A week's holiday in the delightful Channel Island of Jersey recently allowed us to do some on-site family research. John and Elizabeth Brooks appear to have moved from London to Jersey during the 1830's. The reason for this move are far from clear. Was John's radical printing press getting him into hot water? Was it a commercial decision as John turned more to wholesale stationary? Or was it to aid the convalescence of their daughter Harriet?

The notes made from Elizabeth Brooks’ diary show that she was visiting Jersey from the middle of the eighteen thirties. This period also ties in roughly with the time we stop finding books printed by her husband John Brooks from his Oxford Street premises. The census of 1841 shows John, Elizabeth, daughter Harriet and their son Vincent’s first wife Mary all living in the High Street of St. Aubins in the south west of Jersey. Elizabeth’s diary tells us that Harriet was christened on 13th May 1841 in St. Aubins although we could find no official record of this event.

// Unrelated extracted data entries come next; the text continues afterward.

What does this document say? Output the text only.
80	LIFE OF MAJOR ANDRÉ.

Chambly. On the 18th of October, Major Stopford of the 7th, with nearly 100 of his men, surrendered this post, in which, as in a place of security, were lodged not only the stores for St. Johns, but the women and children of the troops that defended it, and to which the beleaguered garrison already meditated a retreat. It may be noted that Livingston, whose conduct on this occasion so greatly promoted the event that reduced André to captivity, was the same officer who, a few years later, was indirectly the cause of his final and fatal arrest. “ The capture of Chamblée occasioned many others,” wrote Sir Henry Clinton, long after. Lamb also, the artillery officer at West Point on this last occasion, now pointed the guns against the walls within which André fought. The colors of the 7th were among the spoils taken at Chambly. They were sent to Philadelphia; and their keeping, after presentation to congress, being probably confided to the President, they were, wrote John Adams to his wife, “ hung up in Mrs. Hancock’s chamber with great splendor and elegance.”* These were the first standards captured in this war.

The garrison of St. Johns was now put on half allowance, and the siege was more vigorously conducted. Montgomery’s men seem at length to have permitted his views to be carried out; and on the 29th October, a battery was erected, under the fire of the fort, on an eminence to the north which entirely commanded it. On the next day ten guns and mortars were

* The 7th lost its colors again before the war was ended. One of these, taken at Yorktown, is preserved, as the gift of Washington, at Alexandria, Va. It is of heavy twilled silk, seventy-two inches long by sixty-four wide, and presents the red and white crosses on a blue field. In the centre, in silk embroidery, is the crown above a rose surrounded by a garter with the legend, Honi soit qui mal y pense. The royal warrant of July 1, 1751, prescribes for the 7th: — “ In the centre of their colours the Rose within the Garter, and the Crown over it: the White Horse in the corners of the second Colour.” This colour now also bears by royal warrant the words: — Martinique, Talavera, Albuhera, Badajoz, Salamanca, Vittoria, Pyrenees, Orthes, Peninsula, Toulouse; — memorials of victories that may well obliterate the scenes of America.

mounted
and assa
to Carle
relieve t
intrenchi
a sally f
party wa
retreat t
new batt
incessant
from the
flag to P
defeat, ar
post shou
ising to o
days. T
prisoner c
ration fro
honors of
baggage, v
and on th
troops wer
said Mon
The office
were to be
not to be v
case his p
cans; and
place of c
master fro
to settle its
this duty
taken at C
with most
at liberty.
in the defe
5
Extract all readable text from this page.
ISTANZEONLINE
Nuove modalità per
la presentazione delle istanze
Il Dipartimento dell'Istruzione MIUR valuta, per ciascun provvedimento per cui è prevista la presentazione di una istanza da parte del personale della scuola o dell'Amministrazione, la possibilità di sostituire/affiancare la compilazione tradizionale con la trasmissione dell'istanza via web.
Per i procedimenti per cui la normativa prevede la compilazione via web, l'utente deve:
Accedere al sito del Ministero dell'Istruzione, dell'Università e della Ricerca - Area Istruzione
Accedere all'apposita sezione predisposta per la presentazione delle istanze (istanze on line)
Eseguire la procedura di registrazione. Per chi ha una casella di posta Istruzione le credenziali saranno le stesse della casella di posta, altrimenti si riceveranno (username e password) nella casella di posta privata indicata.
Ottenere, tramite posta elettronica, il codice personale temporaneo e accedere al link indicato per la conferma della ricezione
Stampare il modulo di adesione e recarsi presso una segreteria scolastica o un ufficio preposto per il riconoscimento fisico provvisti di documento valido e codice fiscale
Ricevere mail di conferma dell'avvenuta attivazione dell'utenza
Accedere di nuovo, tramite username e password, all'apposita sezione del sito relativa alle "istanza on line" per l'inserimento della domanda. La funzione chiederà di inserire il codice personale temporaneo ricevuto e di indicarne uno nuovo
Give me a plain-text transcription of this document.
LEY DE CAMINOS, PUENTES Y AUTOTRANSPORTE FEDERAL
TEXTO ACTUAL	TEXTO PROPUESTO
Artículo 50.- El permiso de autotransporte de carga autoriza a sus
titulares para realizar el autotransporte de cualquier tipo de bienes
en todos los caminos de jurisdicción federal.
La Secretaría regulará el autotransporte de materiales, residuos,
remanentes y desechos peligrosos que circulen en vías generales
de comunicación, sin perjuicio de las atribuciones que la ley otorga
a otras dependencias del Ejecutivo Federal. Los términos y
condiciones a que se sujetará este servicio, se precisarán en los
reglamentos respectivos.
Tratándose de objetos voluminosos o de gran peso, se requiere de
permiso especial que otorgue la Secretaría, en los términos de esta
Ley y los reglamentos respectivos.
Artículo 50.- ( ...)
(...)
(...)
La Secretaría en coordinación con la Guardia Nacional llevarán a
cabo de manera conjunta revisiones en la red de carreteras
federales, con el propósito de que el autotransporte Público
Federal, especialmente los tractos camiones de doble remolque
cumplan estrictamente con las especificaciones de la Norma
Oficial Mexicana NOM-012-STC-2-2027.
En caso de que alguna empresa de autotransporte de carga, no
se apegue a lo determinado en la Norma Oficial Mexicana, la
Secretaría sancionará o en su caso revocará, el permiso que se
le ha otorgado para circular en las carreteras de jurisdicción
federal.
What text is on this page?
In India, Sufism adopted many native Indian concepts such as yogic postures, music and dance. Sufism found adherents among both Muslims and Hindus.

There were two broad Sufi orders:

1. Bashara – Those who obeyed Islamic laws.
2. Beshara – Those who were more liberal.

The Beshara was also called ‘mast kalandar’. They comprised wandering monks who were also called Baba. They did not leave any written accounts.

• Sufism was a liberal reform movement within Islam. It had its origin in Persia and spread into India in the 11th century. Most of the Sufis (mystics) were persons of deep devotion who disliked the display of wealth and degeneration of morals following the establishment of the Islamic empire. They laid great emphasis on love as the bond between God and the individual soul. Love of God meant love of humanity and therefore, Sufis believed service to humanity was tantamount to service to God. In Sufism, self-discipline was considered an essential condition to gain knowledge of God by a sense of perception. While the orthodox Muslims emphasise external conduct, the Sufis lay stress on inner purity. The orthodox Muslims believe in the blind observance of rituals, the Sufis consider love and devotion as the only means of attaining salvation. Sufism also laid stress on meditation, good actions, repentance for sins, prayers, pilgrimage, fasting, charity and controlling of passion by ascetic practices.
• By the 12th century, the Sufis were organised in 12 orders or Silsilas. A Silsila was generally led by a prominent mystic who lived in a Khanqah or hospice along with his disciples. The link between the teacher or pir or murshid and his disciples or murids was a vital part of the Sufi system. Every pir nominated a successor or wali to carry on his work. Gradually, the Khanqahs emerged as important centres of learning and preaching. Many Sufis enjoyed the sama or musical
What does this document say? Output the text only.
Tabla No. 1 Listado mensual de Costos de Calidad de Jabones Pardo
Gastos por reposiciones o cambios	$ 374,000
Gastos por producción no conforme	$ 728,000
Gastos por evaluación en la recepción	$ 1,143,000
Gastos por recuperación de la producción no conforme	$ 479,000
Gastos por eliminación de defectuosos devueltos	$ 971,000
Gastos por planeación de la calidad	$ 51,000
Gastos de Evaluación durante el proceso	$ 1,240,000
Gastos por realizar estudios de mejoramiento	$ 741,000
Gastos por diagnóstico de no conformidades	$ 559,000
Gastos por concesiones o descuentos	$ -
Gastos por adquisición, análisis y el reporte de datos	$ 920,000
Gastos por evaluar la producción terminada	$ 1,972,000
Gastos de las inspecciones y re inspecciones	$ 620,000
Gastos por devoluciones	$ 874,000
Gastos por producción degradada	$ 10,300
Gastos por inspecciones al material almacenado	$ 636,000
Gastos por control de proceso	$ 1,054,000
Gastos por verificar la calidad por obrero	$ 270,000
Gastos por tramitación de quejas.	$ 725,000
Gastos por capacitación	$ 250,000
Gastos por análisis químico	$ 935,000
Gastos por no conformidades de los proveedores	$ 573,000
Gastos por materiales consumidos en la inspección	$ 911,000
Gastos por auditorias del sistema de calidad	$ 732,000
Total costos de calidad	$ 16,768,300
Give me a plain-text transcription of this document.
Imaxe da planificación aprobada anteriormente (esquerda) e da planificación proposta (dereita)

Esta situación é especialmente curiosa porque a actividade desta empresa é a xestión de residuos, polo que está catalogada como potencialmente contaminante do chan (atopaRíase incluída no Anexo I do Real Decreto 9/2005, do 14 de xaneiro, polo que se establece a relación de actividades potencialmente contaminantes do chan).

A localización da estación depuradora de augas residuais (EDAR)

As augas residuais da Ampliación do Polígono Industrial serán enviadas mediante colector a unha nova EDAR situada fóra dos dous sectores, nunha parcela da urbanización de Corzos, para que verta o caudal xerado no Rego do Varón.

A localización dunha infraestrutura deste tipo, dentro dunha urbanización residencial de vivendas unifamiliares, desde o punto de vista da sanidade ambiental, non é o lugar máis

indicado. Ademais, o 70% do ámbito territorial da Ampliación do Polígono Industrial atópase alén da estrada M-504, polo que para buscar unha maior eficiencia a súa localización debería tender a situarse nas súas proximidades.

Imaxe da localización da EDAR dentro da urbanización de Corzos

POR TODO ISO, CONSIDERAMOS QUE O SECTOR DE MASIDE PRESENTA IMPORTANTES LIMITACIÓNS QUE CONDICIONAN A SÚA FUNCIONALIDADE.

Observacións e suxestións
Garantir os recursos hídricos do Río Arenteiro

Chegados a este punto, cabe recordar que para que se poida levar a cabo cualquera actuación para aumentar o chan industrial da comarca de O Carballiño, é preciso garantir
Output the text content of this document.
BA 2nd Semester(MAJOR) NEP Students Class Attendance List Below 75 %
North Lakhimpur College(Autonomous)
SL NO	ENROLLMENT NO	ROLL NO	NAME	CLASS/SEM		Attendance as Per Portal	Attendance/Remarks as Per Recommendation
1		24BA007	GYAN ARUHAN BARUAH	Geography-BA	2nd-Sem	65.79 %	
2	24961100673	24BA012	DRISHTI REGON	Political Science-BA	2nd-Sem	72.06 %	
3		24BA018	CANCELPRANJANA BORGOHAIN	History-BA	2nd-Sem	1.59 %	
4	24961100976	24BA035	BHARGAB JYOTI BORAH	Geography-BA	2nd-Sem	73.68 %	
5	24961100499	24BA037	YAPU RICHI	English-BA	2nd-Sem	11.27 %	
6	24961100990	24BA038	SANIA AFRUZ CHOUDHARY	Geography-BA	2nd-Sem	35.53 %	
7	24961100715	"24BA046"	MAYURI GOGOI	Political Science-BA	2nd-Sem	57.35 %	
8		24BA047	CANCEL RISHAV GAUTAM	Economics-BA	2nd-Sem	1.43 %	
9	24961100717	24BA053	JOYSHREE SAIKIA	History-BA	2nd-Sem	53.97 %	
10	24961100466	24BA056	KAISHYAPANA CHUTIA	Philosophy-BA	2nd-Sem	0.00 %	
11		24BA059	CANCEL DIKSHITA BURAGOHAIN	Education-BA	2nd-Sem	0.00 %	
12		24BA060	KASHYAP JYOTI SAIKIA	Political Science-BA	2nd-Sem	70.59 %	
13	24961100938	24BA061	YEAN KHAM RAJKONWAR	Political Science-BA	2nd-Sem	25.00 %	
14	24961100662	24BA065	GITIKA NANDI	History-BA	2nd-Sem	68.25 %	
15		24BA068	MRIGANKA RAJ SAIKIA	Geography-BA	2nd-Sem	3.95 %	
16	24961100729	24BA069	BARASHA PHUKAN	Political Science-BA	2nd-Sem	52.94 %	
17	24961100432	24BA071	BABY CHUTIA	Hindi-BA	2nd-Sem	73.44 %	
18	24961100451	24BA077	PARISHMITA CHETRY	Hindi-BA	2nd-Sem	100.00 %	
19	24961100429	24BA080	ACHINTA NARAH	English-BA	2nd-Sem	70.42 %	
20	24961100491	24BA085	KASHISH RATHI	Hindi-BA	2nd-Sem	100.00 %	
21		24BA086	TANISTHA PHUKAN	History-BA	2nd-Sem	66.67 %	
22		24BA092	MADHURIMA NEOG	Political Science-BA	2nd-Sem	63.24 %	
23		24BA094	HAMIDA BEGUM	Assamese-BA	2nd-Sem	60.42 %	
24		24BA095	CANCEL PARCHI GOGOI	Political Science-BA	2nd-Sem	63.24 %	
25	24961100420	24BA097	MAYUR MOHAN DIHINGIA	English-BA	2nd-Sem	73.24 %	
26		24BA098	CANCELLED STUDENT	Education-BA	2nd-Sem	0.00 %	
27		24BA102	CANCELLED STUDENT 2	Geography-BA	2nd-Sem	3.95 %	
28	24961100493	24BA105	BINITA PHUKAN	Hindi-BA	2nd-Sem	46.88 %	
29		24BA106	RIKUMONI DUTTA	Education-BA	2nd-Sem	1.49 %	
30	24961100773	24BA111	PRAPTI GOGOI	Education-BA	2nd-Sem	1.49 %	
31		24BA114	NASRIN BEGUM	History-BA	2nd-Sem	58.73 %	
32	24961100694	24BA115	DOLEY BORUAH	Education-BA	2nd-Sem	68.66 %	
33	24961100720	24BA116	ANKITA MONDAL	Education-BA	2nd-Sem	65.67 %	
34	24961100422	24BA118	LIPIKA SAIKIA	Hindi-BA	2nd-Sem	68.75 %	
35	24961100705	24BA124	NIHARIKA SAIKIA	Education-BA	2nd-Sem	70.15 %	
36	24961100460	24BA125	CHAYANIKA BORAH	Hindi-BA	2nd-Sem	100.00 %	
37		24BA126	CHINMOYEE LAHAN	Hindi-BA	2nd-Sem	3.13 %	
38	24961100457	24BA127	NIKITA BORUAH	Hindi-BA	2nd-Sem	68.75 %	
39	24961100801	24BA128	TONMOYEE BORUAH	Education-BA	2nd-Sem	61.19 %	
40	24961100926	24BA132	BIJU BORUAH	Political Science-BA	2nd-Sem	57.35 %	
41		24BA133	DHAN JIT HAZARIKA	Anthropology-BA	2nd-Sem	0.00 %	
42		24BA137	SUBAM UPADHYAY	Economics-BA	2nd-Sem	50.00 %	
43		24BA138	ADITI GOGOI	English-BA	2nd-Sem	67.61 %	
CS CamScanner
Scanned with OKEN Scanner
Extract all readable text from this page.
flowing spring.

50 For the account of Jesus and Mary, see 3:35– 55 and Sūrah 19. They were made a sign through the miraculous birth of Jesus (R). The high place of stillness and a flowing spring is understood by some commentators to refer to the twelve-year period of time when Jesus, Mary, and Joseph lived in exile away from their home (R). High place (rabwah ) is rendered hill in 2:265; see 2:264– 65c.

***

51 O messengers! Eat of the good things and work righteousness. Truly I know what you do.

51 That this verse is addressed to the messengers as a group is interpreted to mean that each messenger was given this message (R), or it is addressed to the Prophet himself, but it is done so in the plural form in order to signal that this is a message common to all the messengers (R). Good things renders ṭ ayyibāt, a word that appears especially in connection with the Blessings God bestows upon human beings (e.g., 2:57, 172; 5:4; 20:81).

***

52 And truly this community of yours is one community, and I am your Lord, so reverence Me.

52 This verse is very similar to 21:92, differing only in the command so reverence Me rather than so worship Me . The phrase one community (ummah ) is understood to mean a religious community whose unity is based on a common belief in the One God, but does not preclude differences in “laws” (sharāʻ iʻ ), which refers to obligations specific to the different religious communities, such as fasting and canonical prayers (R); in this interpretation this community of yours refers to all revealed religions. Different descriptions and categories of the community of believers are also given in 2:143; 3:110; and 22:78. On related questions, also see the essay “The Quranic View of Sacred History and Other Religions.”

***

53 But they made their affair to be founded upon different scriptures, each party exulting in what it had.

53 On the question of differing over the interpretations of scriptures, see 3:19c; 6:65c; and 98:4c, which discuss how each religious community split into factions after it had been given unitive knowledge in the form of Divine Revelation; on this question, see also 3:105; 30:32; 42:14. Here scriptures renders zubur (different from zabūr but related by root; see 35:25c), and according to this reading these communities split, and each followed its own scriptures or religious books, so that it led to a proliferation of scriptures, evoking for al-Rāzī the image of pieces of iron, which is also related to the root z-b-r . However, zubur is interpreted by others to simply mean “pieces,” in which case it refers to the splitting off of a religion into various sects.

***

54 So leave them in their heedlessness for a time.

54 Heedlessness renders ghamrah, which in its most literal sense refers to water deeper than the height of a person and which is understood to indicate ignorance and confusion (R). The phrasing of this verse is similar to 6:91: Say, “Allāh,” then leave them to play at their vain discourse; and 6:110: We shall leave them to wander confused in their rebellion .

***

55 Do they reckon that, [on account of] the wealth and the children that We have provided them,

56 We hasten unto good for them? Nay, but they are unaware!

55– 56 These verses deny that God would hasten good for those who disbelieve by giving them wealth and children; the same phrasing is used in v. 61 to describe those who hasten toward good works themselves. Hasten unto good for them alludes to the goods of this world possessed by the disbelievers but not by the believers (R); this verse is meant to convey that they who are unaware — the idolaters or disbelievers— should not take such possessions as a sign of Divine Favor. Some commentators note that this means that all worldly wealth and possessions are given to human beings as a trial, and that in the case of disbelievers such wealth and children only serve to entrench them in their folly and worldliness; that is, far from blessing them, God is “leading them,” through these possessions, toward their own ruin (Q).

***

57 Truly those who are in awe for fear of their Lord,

The next diary entry of note refers to ‘taking Millbrook Cottage Xmas 1845’. Millbrook is on the south coast of Jersey just outside St.Helier. A librarian at the Société Jersiasie informed me that, at this time, the Millbrook area was just starting to develop with fashionable houses set amongst the sand dunes. This move closer to St.Helier links in with John Brooks’ purchase of some property in the Caledonia Place area of St.Helier, down on the dock side. The descriptions found in the Jersey Almanacs change over the years but list John Brooks as either a Wholesale Stationer, Paper Merchant or a Paper Bag Manufacturer, but always in Caledonia Place (pictured below). His son-in-law Samuel Buttfield is also listed as a Merchant operating from two doors down the street.
Caledonia Place St.Helier
The Brooks’ then made a move into St.Helier itself and in the 1851 census we find them at King’s Cliff. Again, according to the librarian, a very smart and very English part of town. We know that they lived at number eight but on our brief visit we were unable to locate which house this was. However the picture below should give you an idea of the area. King's Cliff (now Lower)

At 5.30 am on 11th January 1855 Elizabeth Brooks passed away at the age of 66. She was buried at the Almorah Cemetery a short distance from the house. One of the first places we visited was this cemetery but our grave hunt proved fruitless. Two days later the ever-helpful librarian at the Société Jersiaise searched her records and found a cemetery map and grid reference. That afternoon, crawling on all fours, we uncovered Elizabeth's headstone hidden engulfed by a holly bush. The picture shows us taking a rubbing of the headstone once we had given the tree a good trim. Grave rubbing Almorah

1861 finds John Brooks living with his daughter Harriet’s family in Buckingham Lodge, Duhamel Place, which is pictured below.
John Brooks made it to 84 years and 9 months before passing away at mid-day 12th January 1867. He joined his wife’s side, in Almorah and we hoped to see his named carved below that of his wife. Unfortunately the lower part of the headstone was too badly worn to read anything.Buckingham Lodge Duhamel Place

When John died he was living at 16 Regent Road and had been there with Harriet’s family since at least 1865 when he wrote his Will. With Regent road running in the shadow of St. Helier’s Regent Fort the house at first appears nothing special. However, reading a plaque on a neighbouring building describing the views of open country across to the coast that such properties enjoyed back in the eighteen century made us realise that this was the back of the house. Walking through an archway away from the road we viewed the house in it’s fully glory (trying to imagine it without the car park and secondary flats that have been build on the back garden). In it's day it must of been one of the finest houses in St.Helier.
16 Regent Road St.Helier
On John’s death the business passed to his son Frederick. Records from the Jersey archive hint at trouble in 1875. These legal documents are handwritten in eighteen century French legal jargon and have been a pain to translate. From what we can just about comprehend in 1875 the business was in debt and all the Brooks children, Vincent, Frederick, Harriet and Thomas, renounced their inheritance to escape the effects of bankruptcy.

Of John and Elizabeth's four children, Vincent stayed in London carrying on the printing business that later turned into Vincent Brooks, day and Son. Frederick, who had previously been out in Quebec, settled down in St.Helier to run a boarding house first at number 6 and then at number 3 Elizabeth Place. Harriet’s husband Samuel Buttfield died at the age of 43 and she returned to London to be mentioned in Frederick Vincent Brooks’ biography who wrote “it is a joy to know [she] is still living as Mrs Buttfield at Bush Hill Park, Enfield.” We have no trace of Thomas except from an old family tree which has him married to a ‘Kitty’.